Situation has deteriorated since David Cameron’s upbeat visit after Gaddafi fell, with latest administration on the brink.
On 15 September 2011 David Cameron flew into a newly liberated Tripoli with the then president of France, Nicolas Sarkozy, to be mobbed by rebels grateful for Nato airstrikes that had helped them secure victory over Muammar Gaddafi.
Beaming with delight in the sunshine, Cameron declared: “Your friends in Britain and France will stand with you as you build your country and build your democracy for the future.”
Back then, optimism was in the air. In rebel camps, coffee bars, hotels already jammed with foreign businesspeople even amid the shattered concrete ruins of Gaddafi’s giant Bab al-Azizia compound the talk was of progress.
Back-of-the-envelope calculations showed Libya would undoubtably have the brightest future of any of the emerging Arab Spring states. It had Africas largest oil reserves and only 6 million souls to share it. Democracy was on the way. What could go wrong?
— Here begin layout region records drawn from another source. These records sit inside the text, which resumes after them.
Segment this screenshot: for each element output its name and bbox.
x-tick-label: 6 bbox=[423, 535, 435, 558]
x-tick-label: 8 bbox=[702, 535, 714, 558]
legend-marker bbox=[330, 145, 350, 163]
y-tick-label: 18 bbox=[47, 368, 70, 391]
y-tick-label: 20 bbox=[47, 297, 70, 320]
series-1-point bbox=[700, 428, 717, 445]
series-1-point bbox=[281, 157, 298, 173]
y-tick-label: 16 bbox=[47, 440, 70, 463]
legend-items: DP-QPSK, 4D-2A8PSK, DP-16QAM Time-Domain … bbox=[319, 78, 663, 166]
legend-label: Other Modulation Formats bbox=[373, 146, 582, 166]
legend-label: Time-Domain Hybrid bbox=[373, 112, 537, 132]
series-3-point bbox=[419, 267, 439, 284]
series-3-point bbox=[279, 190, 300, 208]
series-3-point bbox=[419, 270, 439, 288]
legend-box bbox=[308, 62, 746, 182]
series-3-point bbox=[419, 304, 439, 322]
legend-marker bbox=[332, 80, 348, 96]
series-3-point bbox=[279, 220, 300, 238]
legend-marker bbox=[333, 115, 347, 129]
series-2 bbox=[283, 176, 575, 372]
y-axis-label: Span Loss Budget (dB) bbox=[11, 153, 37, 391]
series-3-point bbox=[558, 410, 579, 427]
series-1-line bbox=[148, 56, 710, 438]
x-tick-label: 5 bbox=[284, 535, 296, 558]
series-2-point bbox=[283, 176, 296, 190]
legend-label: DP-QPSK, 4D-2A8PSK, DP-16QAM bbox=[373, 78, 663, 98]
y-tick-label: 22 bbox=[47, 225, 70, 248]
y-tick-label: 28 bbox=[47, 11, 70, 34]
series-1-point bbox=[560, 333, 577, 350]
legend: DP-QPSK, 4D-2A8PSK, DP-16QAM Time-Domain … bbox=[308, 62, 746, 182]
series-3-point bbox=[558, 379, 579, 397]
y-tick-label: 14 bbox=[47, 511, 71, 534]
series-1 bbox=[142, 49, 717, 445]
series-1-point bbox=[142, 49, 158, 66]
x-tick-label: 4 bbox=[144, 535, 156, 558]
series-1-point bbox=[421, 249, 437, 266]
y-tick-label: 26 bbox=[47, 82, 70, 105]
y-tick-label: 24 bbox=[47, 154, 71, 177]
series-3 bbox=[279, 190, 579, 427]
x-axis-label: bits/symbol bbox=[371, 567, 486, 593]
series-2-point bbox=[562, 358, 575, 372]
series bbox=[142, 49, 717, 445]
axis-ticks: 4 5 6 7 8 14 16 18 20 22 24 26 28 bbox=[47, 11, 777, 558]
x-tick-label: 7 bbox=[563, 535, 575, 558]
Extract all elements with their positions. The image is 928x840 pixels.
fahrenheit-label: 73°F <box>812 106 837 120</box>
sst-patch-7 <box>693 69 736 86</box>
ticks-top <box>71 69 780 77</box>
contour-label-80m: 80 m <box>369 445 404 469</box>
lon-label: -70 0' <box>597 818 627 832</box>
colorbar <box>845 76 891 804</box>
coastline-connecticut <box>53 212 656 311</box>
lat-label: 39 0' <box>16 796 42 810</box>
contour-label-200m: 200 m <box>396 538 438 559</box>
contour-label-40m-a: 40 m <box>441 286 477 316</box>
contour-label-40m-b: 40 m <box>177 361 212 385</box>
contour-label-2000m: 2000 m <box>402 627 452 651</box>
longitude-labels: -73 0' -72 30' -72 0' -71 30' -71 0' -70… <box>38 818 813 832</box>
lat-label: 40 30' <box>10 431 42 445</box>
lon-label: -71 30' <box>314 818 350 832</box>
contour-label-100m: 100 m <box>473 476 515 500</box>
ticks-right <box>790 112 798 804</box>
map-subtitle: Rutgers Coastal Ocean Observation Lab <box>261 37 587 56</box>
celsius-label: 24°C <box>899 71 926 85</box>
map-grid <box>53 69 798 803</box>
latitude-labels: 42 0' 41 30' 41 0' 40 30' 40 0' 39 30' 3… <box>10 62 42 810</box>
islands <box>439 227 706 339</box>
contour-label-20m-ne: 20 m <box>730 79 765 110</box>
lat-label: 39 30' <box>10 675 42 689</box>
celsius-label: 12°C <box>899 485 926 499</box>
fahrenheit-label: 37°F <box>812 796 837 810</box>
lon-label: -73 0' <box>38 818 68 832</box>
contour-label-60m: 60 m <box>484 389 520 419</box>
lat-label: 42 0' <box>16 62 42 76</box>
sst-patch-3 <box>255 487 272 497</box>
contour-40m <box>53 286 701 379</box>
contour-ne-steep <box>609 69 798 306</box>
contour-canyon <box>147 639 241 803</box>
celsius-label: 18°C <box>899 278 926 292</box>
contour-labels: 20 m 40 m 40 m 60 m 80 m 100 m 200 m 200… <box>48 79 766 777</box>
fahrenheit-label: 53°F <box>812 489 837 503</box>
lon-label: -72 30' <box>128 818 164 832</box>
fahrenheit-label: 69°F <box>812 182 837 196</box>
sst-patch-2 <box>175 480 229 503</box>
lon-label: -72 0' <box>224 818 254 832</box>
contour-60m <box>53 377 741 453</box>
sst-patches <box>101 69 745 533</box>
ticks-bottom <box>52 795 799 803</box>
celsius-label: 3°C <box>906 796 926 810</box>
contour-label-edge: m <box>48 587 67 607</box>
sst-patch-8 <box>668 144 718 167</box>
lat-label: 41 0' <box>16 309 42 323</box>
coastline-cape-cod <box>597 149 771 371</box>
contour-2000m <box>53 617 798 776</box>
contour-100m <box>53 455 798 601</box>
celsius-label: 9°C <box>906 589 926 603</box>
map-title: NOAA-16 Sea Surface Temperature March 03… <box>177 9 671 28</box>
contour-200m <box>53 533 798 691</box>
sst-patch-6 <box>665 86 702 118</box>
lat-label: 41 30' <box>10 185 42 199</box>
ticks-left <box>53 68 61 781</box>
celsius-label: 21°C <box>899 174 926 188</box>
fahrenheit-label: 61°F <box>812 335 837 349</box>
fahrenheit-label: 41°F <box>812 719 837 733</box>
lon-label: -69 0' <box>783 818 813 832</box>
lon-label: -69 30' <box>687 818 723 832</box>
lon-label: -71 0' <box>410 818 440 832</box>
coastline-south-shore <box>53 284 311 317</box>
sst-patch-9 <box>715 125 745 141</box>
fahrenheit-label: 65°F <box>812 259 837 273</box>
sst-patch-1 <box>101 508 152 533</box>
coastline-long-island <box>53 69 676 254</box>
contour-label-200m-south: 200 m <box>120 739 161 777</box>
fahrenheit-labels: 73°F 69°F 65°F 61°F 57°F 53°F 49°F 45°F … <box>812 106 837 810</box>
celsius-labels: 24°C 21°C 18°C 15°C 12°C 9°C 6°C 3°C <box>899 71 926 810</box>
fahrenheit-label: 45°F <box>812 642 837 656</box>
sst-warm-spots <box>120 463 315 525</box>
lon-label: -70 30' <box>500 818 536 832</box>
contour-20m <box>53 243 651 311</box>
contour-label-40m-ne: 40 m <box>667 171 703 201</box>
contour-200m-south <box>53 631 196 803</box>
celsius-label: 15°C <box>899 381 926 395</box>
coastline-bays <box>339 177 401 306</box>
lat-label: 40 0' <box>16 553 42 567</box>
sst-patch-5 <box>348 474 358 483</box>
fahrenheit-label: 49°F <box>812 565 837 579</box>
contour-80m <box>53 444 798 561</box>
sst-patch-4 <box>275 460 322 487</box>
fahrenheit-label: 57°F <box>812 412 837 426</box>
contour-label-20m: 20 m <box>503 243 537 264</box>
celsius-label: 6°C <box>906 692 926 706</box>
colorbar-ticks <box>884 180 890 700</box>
As it turned out, everything.
Libya’s politics soon polarised into a battle dominated by the two most organised factions Islamists on one side, and former regime figures on the other. But that polarisation comes with complicated cross-currents. The tribe is the basic political unit in Libya, creating an ever-changing tapestry of alliances and feuds.
Libyans have a saying: In Libya it is region against region; in the regions, tribe against tribe; in the tribes, family against family. The five years following the revolution gave grim confirmation to that proverb.
Libyans voted in massive numbers for the first transitional government, the general national congress (GNC). But hopes that this government could muddle through were shattered in September 2012 when jihadi gunmen over-ran the US consulate in Benghazi, murdering the US ambassador Chris Stevens and three others.